2. King IV™ spotlights practical implementation
King III lists multiple ethical principles and then commands companies to explain how their management and actions honour those principles. Unfortunately this meant companies approached it like a mindless compliance checklist.
King IV™ also states principles, but more importantly, requires organisations to actively report on the implementation of the recommended practices thereof.
Mervyn King, the chair of the King Committee, dubs this the shift from a “apply OR explain” mentality to a “apply AND explain” mentality. The Report also allows organisations to report on alterative-implemented practices – provided they support and advance the principle.

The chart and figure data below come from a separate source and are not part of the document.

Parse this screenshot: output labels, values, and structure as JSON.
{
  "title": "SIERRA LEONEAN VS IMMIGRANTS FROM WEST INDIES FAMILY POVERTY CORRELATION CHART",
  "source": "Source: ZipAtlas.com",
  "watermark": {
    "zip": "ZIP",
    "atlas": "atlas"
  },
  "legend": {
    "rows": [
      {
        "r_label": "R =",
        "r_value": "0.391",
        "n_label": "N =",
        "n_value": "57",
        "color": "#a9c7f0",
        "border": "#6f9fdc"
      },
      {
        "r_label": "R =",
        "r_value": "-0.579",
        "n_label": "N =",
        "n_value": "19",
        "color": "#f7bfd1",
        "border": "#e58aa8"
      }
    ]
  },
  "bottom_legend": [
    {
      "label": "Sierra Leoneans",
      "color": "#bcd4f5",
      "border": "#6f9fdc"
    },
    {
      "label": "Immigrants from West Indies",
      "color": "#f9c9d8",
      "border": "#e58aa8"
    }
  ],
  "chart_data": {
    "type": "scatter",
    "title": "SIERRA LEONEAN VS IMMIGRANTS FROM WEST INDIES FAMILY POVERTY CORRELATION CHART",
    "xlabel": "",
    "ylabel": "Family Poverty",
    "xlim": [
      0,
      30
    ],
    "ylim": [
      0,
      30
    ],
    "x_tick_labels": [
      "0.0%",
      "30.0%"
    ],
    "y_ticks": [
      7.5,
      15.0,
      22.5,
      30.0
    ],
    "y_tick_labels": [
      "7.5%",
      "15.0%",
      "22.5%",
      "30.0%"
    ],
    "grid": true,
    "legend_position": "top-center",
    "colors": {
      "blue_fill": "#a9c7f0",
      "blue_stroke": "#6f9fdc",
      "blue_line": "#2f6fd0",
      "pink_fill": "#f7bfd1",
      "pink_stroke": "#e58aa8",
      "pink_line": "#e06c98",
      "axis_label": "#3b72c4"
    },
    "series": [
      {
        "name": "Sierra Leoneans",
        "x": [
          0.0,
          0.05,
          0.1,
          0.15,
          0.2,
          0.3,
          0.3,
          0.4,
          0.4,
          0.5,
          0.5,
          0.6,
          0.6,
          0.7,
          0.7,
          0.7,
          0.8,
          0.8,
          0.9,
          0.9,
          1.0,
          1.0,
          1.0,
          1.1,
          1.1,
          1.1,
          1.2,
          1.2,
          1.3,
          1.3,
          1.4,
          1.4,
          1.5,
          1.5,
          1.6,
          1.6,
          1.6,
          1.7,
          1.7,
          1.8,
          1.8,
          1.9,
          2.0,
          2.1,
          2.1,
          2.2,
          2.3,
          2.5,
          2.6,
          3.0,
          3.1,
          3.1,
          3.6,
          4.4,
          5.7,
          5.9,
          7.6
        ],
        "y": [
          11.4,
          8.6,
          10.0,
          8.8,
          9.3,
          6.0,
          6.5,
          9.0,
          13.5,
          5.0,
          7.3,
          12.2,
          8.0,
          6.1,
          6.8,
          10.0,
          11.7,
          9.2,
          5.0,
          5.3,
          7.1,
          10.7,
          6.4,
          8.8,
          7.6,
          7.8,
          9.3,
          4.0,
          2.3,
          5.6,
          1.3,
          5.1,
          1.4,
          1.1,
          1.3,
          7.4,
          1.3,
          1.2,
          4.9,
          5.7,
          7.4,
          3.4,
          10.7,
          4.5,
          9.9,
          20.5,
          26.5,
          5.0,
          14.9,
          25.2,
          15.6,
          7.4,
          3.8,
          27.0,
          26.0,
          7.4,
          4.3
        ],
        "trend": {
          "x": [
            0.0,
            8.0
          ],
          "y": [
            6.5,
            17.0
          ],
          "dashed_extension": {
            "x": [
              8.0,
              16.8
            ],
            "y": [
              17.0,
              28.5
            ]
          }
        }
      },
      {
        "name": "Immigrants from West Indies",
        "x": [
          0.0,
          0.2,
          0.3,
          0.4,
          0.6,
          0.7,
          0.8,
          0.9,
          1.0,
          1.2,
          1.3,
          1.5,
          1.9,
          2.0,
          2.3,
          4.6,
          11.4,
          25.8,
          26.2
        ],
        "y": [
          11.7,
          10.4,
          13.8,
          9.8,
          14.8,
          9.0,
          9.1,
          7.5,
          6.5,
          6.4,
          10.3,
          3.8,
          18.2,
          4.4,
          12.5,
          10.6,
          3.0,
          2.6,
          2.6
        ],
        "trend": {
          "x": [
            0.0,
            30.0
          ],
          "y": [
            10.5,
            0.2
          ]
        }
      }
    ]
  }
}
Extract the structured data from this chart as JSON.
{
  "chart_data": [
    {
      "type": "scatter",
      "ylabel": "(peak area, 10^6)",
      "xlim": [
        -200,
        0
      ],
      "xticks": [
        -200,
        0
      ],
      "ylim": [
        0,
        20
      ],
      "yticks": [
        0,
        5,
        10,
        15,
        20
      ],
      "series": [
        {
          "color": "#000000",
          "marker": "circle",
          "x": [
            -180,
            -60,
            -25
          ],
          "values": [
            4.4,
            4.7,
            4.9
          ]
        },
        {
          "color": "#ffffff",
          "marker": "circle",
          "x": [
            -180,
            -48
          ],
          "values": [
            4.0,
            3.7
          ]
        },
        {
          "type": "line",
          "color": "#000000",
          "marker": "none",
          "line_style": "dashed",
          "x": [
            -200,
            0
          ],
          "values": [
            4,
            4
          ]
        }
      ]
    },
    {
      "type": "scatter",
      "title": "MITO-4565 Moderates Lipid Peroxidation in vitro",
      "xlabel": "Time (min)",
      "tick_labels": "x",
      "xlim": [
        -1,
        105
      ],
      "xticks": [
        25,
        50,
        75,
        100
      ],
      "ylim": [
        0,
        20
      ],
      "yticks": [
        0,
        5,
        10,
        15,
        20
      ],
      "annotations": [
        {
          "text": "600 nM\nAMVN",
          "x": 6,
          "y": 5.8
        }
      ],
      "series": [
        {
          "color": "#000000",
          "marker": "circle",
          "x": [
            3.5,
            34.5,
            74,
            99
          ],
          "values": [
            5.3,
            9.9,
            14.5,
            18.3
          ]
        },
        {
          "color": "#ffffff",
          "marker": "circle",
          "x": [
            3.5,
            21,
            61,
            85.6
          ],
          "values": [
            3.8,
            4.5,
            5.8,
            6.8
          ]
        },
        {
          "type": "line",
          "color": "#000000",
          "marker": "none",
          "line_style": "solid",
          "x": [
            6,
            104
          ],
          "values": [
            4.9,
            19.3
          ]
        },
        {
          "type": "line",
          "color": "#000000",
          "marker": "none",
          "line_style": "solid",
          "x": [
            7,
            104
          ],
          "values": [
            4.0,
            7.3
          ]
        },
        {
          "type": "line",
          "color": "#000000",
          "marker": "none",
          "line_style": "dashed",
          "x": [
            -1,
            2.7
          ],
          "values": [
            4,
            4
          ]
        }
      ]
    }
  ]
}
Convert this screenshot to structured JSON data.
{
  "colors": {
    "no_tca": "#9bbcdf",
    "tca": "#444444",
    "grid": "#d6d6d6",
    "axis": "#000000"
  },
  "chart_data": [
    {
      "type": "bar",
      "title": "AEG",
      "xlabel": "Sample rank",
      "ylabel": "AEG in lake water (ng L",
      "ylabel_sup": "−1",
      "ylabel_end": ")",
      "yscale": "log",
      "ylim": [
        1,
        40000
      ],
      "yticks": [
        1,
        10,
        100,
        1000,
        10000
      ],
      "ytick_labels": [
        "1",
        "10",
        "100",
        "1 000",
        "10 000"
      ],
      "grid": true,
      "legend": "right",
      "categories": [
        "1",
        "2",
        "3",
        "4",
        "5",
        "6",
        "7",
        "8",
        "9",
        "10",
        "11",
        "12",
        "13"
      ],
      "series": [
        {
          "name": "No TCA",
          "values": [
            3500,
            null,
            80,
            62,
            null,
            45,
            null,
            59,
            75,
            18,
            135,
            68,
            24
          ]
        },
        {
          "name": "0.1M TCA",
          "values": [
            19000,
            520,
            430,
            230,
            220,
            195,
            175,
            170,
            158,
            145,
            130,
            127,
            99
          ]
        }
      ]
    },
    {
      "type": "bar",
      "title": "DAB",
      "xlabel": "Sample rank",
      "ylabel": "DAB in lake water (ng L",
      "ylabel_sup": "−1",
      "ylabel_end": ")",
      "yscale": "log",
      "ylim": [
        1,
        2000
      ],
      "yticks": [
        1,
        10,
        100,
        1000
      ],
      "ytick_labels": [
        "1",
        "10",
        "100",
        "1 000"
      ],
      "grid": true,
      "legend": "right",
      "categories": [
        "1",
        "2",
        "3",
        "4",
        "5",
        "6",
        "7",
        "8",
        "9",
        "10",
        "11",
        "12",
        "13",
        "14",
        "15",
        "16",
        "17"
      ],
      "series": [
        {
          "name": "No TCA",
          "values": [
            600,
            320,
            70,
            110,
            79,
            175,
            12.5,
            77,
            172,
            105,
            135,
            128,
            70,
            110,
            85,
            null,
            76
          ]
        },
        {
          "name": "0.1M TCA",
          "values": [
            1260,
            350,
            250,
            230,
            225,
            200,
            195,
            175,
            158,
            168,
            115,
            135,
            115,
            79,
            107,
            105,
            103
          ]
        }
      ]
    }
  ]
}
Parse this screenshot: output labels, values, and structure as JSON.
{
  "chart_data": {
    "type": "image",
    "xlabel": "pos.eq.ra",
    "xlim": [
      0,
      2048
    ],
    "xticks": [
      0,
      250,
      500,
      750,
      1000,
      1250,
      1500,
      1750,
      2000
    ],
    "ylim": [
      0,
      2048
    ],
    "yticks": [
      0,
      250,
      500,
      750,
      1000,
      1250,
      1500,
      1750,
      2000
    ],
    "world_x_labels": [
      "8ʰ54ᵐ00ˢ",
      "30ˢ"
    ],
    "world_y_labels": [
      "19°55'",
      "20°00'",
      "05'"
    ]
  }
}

To make the application simpler to grasp, King IV™ clearly differentiates between the long-term Outcomes, the ethical Principles and the recommended Practices. Essentially the new structure and its requirements mean companies have to engage in thoughtful implementation and reporting of those practices.
3. King IV™ is inclusive to more than just large companies
After King III, there was a significant demand for the inclusivity of smaller businesses, and governmental or non-profit organizations in the King Report.
Consequently, King IV™ dedicates an entire supplement chapter to guiding municipalities; non-profit organizations; retirement funds; small and medium enterprises and state-owned entities in the implementation of the Report.
Also, where King III used terms like “companies” and “boards”, King IV™ very purposefully uses more inclusive terms like “governing bodies” and “organizations” throughout the report. It’s clear that King IV™ aims to move the principles on good corporate governance into real-world action – for all organisations.
4. Difference 3: King IV™ pushes for more accountability, transparency and reporting
What King IV™ does quite differently from King III, is recommending the application of its principles within set timelines, reports and committees within it’s recommended practices.
King IV™ strongly propagates transparency, the delegation of responsibility and the implementation of accountability by putting pen to paper in term of officiated aims, bodies responsible for those aims and the provisions of consistent reports.
Take leadership as an example, where King III would just stipulate what being a good leader means, King IV™ advises you to set goals, delegate responsibility and evaluate progress through reports and accountability.
An example would be to set up a committee, consisting of lower management levels, with clearly identifiable responsibilities and then to measure their progress via reports. It comes down to the ignorance no longer being a valid excuse. Directors should be aware of all issues within your company.
Directors should take responsibility for everything that happens within their organisation – you can’t plead innocence on the grounds of not knowing. There should rather be reports in place to identify and uncover any discrepancies early on.
Essentially, where King III lacks in the aim of ensuring the actualization of good corporate citizenship, King IV™ steps up the game.